„Grundrechte sind kein Luxus“
Interview. Andrea Jelinek koordiniert die Zusammenarbeit der Datenschutzbehörden der EU-Mitgliedstaaten. Sie mahnt angesichts der Coronakrise zu erhöhter Achtsamkeit.
Die Presse: Konnten Sie sich schon einen Überblick über die diversen mit Covid-19 in Verbindung stehenden Apps und Datenüberlassungen der Telekombetreiber in den Mitgliedstaaten verschaffen? Andrea Jelinek: Man muss zwei Dinge unterscheiden: erstens nationale Bestrebungen von privaten Initiativen, Hilfsorganisationen und Regierungen, und zweitens das gemeinsame europäische Vorgehen. Zu den nationalen Initiativen kann ich wenig sagen. Denn da sind die jeweiligen nationalen Datenschutzbehörden zuständig.
In Polen gibt es eine behördliche App, welche Covid-19-Patienten, die in verordneter Heimquarantäne sind, täglich dazu auffordert, ein Selfie am Quarantäneort zu machen und an die Behörde zu schicken. Wer das nicht binnen 20 Minuten tut, erhält eine Verwaltungsstrafe. Ist das verhältnismäßig?
Ich weiß von meinen polnischen Kollegen nichts über allfällige Beschwerden. Ich muss auch hinzufügen, dass nationale Apps, gleich ob privat oder staatlich, nicht der Kontrolle des Europäischen Datenschutzausschusses unterliegen. Generell wäre es vermessen zu sagen, dass ich einen Überblick über die nationalen Maßnahmen in diesem Bereich hätte. Das ist schlicht nicht möglich, denn in allen Mitgliedstaaten wird an etwas gearbeitet.
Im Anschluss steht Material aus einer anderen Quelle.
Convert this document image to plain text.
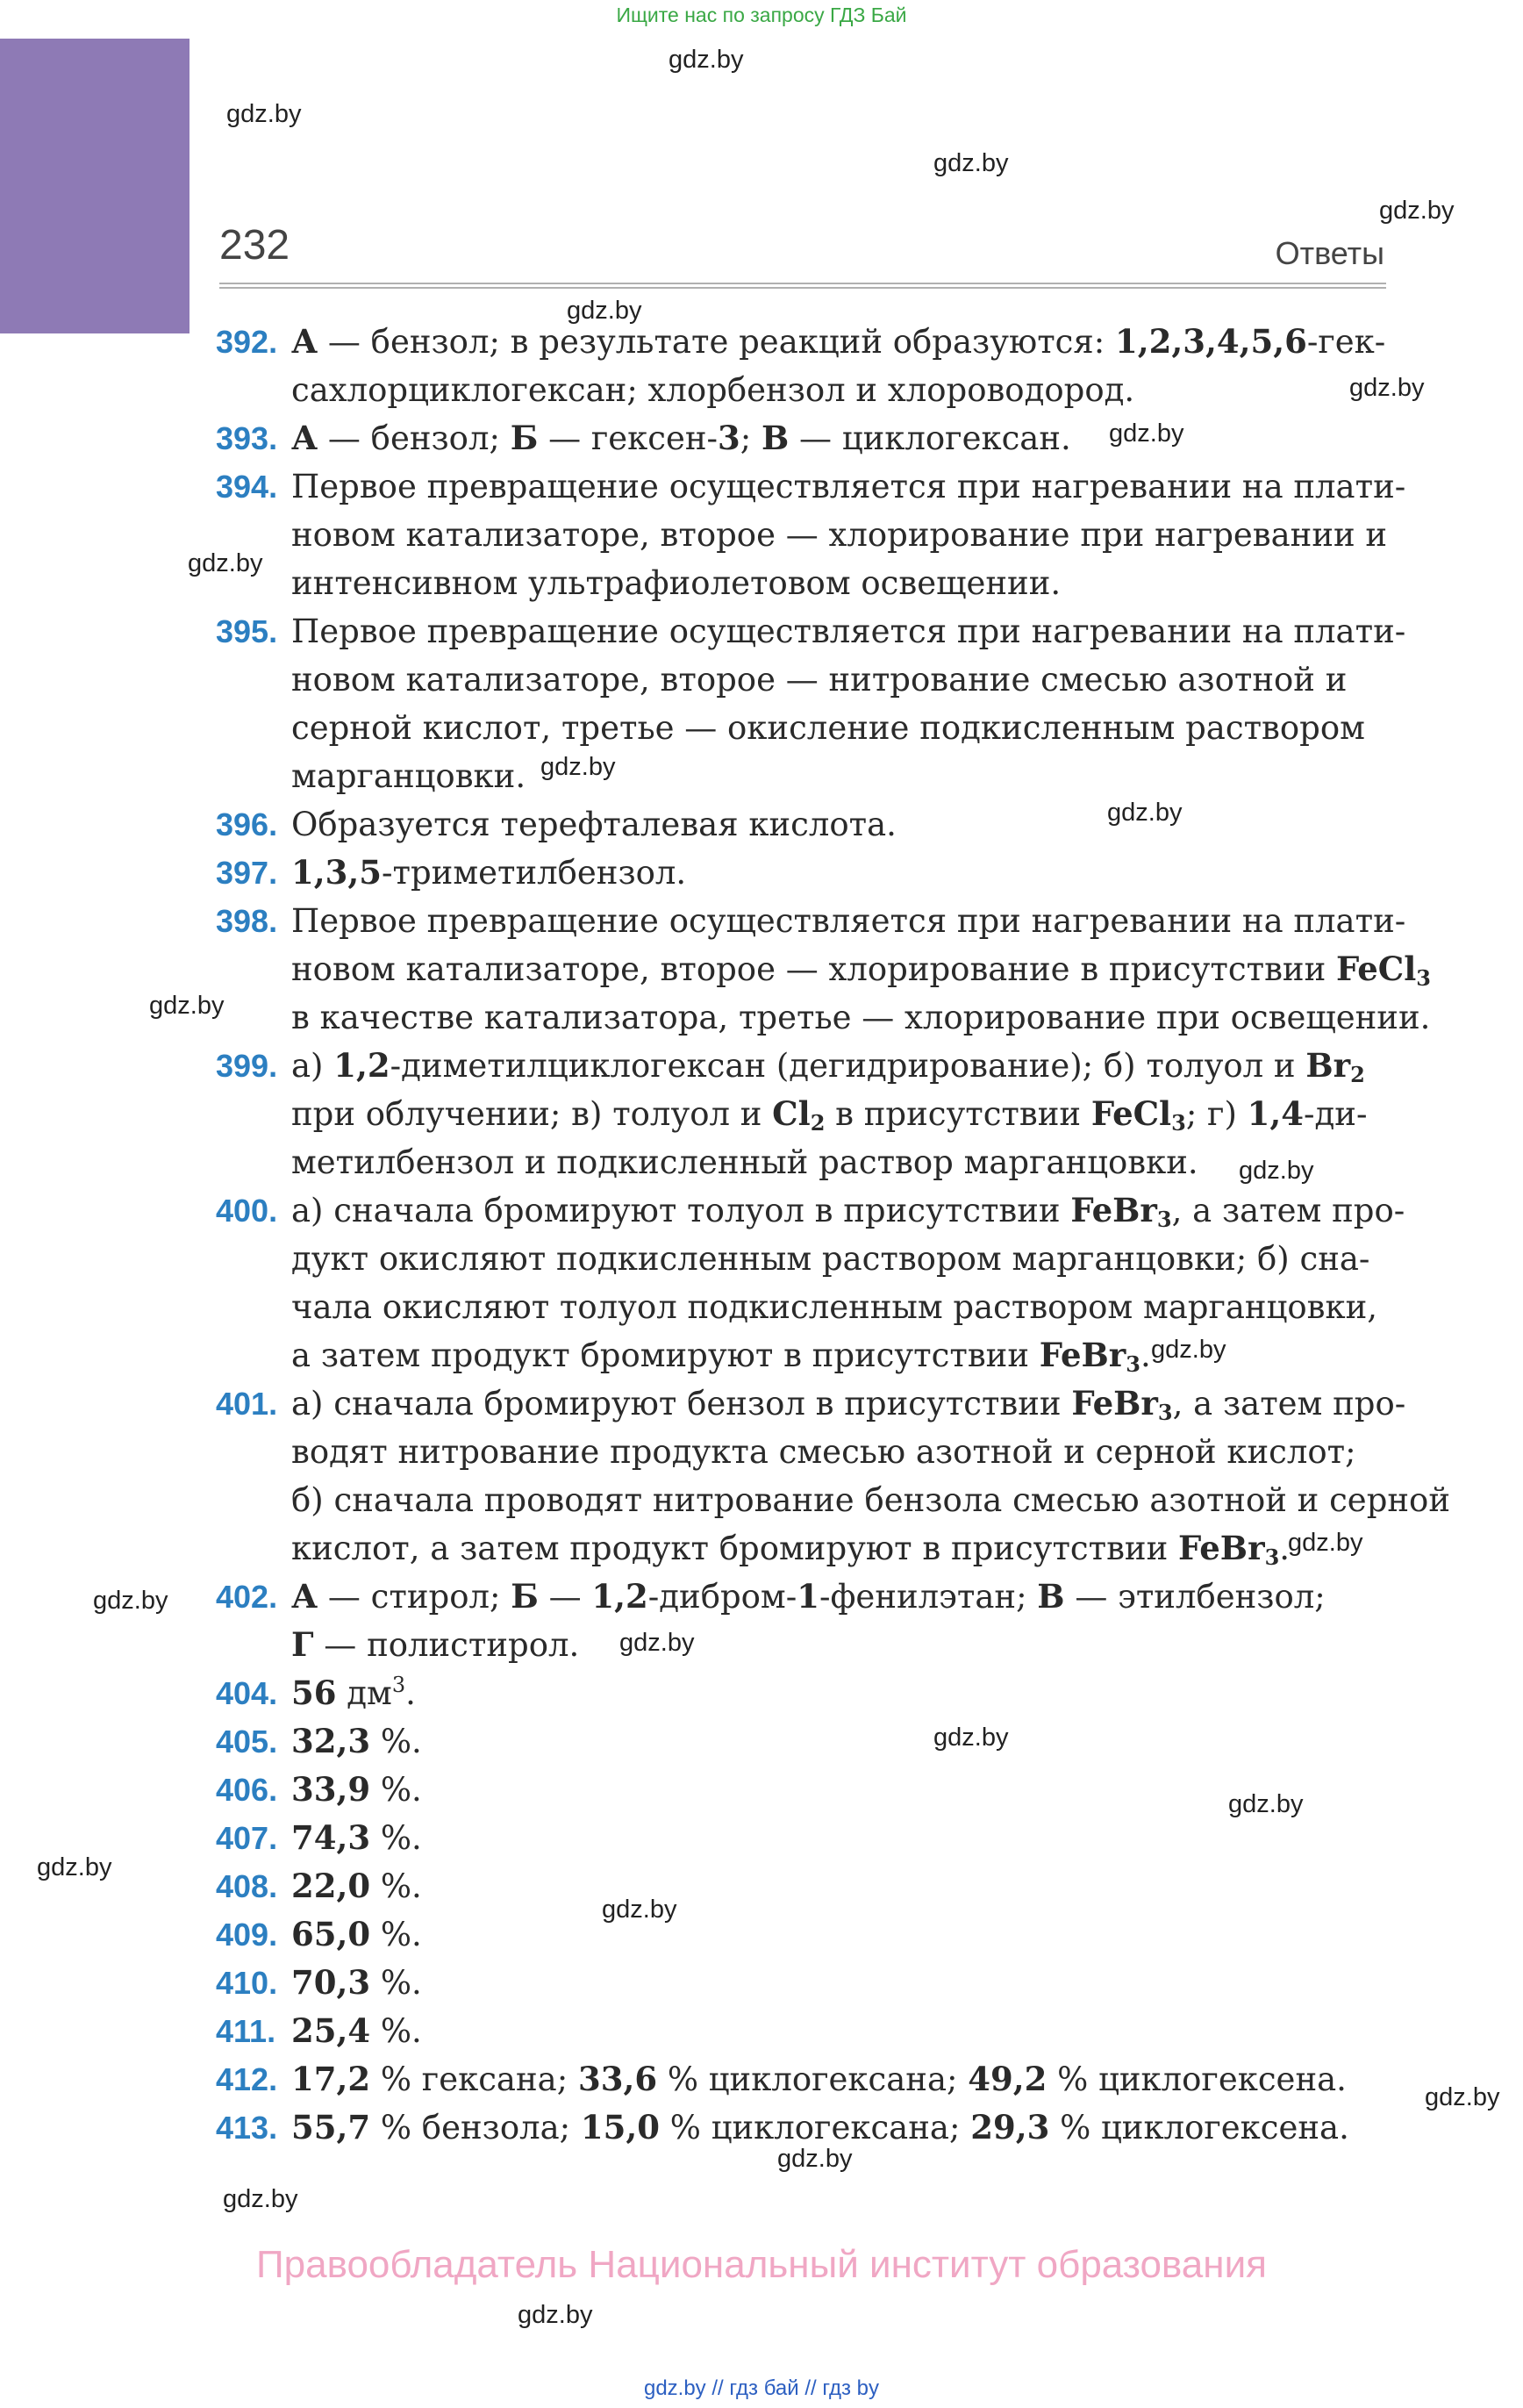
Ищите нас по запросу ГДЗ Бай
232	Ответы
gdz.by
gdz.by
gdz.by
gdz.by
gdz.by
gdz.by
gdz.by
gdz.by
gdz.by
gdz.by
gdz.by
gdz.by
gdz.by
gdz.by
gdz.by
gdz.by
gdz.by
gdz.by
gdz.by
gdz.by
gdz.by
gdz.by
gdz.by
gdz.by
392. А — бензол; в результате реакций образуются: 1,2,3,4,5,6-гек-
сахлорциклогексан; хлорбензол и хлороводород.
393. А — бензол; Б — гексен-3; В — циклогексан.
394. Первое превращение осуществляется при нагревании на плати-
новом катализаторе, второе — хлорирование при нагревании и
интенсивном ультрафиолетовом освещении.
395. Первое превращение осуществляется при нагревании на плати-
новом катализаторе, второе — нитрование смесью азотной и
серной кислот, третье — окисление подкисленным раствором
марганцовки.
396. Образуется терефталевая кислота.
397. 1,3,5-триметилбензол.
398. Первое превращение осуществляется при нагревании на плати-
новом катализаторе, второе — хлорирование в присутствии FeCl$_3$
в качестве катализатора, третье — хлорирование при освещении.
399. а) 1,2-диметилциклогексан (дегидрирование); б) толуол и $Br_2$
при облучении; в) толуол и $Cl_2$ в присутствии FeCl$_3$; г) 1,4-ди-
метилбензол и подкисленный раствор марганцовки.
400. а) сначала бромируют толуол в присутствии FeBr$_3$, а затем про-
дукт окисляют подкисленным раствором марганцовки; б) сна-
чала окисляют толуол подкисленным раствором марганцовки,
а затем продукт бромируют в присутствии FeBr$_3$.
401. а) сначала бромируют бензол в присутствии FeBr$_3$, а затем про-
водят нитрование продукта смесью азотной и серной кислот;
б) сначала проводят нитрование бензола смесью азотной и серной
кислот, а затем продукт бромируют в присутствии FeBr$_3$.
402. А — стирол; Б — 1,2-дибром-1-фенилэтан; В — этилбензол;
Г — полистирол.
404. 56 $дм^3$.
405. 32,3 %.
406. 33,9 %.
407. 74,3 %.
408. 22,0 %.
409. 65,0 %.
410. 70,3 %.
411. 25,4 %.
412. 17,2 % гексана; 33,6 % циклогексана; 49,2 % циклогексена.
413. 55,7 % бензола; 15,0 % циклогексана; 29,3 % циклогексена.
Правообладатель Национальный институт образования
gdz.by // гдз бай // гдз by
Allerorten stellen Mobilfunkunternehmen den Gesundheitsbehörden oder Hilfsorganisationen Nutzerdaten in Metaform zur Verfügung, um die Verbreitungsmuster des Virus zu erfassen. Das sei kein Problem, denn die Daten seien ja anonymisiert. Doch wir wissen, dass sich durch geschickte Kombination mehrerer Datensätze aus solchen Metadaten sehr wohl Informationen über einzelne Menschen finden lassen. Was soll dagegen geschehen? Wenn es ausschließlich um die Verbreitungsmuster des Virus geht, sehe ich kein Problem. Aber wenn diese Daten individuell zuordenbar sind, dann sehr wohl. Allerdings ist es nicht so, dass da jemand allein im stillen Kämmerlein über Nacht eine App programmiert. Das erfordert Erfahrung.
Zudem ist bei diesen privaten Apps stets eine Datenschutz-Folgenabschätzung zu machen und eine Einwilligungserklärung des Users zur Nutzung der App einzuholen.
In manchen ostasiatischen Staaten klopft die Polizei an, wenn man jetzt während der Epidemie sein Handy samt der Corona-Überwachungs-App ausschaltet. Ist so etwas in Europa denkbar?
Wir leben Gott sei Dank in einer parlamentarischen Demokratie. Alle EU-Staaten sind solche und werden das hoffentlich auch bleiben. Ich persönlich kann und möchte mir so ein Szenario nicht vorstellen.
Diese Seuche und die technischen Möglichkeiten regen aber mancherorts die Fantasie an. Werden wir eines Tages eine App auf dem Handy haben, die uns davor warnt, dass wir uns einem mit dem Virus Infizierten nähern? In Südkorea ist so etwas schon im Einsatz. Das wäre doch ein sehr tiefer Eingriff in die Privatsphäre jedes potenziell Erkrankten.
Das wäre es zweifellos. Aber ich möchte nicht spekulieren. Und ich persönlich halte dies für höchst problematisch.
Nach jedem Terroranschlag werden die Grundrechte stückchenweise zurückgebaut. Befürchten Sie, dass die Corona-Krise unsere Vorstellung vom Recht auf Privatsphäre von Grund auf erschüttert? Grundrechte sind kein Luxus. Und ich hoffe auch, dass sie nie einer sein werden. Ich habe Vertrauen in den demokratischen Rechtsstaat und darauf, dass wir ihn schützen und gemeinsam weiterentwickeln können.